Greece addresses refugee increases

THESSALONIKI, Greece -- About 1,500 asylum-seekers were being transported from Greece's eastern Aegean island of Lesbos to the mainland Monday as part of government efforts to tackle widespread overcrowding in refugee camps and a recent spike in the number of people arriving from the nearby Turkish coast.

A ship carrying 635 people, mostly Afghan families, from Lesbos reached the northern port city of Thessaloniki on Monday evening. From there, authorities said, the asylum-seekers were being bussed to a camp in Nea Kavala in northern Greece that already holds another 1,000 Syrian migrants.

Abdul Tamim Azimi, 24, from Afghanistan said he spent nine dire months in Moria with his parents and two siblings, and was looking forward to the new camp.

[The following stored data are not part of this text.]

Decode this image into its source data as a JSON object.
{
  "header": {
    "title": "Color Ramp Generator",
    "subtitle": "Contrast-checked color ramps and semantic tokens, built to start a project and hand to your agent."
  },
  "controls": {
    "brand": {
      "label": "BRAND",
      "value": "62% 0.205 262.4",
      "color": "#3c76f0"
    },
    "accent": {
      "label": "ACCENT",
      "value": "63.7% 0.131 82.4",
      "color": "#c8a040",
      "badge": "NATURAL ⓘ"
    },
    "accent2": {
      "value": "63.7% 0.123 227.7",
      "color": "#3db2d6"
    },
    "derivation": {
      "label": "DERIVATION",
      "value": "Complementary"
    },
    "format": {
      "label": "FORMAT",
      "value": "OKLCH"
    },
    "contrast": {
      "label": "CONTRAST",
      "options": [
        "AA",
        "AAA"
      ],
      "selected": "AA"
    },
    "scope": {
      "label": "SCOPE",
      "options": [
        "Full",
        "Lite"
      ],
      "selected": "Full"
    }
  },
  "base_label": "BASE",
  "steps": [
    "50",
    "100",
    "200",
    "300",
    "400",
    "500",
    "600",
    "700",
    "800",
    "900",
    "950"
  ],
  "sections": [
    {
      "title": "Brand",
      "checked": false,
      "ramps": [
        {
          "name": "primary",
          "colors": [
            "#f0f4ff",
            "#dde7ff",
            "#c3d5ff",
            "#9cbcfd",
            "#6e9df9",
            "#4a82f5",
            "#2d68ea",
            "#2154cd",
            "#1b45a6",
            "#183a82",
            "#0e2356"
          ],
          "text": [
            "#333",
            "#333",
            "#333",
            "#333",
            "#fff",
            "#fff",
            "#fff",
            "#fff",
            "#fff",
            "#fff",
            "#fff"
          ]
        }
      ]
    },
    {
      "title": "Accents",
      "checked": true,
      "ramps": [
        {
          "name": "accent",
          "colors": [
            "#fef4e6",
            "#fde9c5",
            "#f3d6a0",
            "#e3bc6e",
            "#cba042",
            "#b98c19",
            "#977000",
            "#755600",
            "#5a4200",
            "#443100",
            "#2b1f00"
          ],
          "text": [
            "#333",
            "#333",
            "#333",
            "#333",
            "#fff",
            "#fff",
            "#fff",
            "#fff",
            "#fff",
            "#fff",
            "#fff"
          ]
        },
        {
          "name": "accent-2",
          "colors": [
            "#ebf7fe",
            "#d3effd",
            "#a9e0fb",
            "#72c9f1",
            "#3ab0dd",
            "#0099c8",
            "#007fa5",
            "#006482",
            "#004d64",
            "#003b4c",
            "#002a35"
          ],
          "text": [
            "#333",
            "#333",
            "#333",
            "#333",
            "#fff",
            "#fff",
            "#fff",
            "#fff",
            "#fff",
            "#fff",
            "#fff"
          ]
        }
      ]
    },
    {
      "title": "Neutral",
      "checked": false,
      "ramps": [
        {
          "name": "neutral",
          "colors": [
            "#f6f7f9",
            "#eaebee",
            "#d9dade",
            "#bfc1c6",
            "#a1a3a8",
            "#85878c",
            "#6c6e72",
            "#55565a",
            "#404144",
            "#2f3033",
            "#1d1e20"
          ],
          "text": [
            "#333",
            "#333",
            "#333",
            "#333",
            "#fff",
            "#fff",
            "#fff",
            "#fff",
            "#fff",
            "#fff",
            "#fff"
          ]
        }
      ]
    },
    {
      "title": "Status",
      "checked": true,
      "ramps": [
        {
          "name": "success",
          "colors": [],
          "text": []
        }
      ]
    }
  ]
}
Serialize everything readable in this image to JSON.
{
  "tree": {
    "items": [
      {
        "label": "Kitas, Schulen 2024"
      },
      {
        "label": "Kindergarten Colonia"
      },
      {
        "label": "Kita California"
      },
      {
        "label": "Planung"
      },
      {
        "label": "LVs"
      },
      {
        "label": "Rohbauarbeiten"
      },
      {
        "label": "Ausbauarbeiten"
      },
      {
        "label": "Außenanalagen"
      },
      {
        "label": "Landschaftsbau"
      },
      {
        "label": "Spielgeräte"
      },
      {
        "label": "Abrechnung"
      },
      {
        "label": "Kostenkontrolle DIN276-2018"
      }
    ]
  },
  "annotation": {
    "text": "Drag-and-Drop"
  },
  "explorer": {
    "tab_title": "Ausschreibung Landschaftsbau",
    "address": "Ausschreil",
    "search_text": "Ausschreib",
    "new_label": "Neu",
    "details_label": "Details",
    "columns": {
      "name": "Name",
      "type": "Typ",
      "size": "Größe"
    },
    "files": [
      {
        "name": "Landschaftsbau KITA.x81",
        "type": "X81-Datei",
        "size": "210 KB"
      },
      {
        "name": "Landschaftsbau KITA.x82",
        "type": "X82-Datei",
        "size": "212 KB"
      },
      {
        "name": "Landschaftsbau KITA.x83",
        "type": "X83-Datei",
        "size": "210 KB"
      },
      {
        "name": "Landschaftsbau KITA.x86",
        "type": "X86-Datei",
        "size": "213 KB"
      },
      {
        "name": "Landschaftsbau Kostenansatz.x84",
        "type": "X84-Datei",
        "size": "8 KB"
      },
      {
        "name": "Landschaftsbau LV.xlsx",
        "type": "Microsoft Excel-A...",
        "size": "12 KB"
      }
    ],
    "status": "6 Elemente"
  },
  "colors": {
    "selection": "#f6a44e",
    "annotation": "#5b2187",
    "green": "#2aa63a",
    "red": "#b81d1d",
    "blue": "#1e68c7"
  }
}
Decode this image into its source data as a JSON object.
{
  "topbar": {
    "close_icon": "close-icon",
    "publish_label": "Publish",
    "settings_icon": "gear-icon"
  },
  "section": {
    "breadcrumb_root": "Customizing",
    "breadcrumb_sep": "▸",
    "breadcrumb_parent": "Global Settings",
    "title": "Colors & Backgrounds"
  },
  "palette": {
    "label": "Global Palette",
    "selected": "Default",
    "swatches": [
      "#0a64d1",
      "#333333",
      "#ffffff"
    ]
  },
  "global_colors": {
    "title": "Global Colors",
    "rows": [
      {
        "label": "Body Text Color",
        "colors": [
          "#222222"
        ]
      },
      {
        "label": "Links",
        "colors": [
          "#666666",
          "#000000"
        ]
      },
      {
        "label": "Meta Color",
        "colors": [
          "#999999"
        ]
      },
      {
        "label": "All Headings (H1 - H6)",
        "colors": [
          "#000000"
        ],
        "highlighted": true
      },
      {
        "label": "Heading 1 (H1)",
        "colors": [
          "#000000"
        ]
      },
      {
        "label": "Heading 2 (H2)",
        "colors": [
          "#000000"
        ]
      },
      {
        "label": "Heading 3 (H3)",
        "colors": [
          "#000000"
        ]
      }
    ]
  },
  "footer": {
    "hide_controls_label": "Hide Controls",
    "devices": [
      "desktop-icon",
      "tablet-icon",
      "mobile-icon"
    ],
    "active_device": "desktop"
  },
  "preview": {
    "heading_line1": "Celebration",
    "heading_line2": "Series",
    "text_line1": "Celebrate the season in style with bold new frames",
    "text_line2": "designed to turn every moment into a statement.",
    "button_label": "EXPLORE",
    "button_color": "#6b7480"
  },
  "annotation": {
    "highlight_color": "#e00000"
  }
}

"The situation was very bad," he told The Associated Press. "Every day there were fights among the people living there. For food, for water, for anything. Now we are going to the camp and we will see."

A second ship carrying about 800 people from Lesbos was expected in Thessaloniki early today.

The Citizens Protection Ministry said a total of around 1,000 of those being transferred will be housed in Nea Kavala, where they will be staying in tents until the end of the month, after which they will be transferred to a new camp under construction. The rest will be housed in other facilities in northern Greece.

The transfer was part of decisions made during a national security meeting that Prime Minister Kyriakos Mitsotakis convened Saturday, after nearly 600 people arrived on Lesbos in more than a dozen boats in the space of an hour Thursday.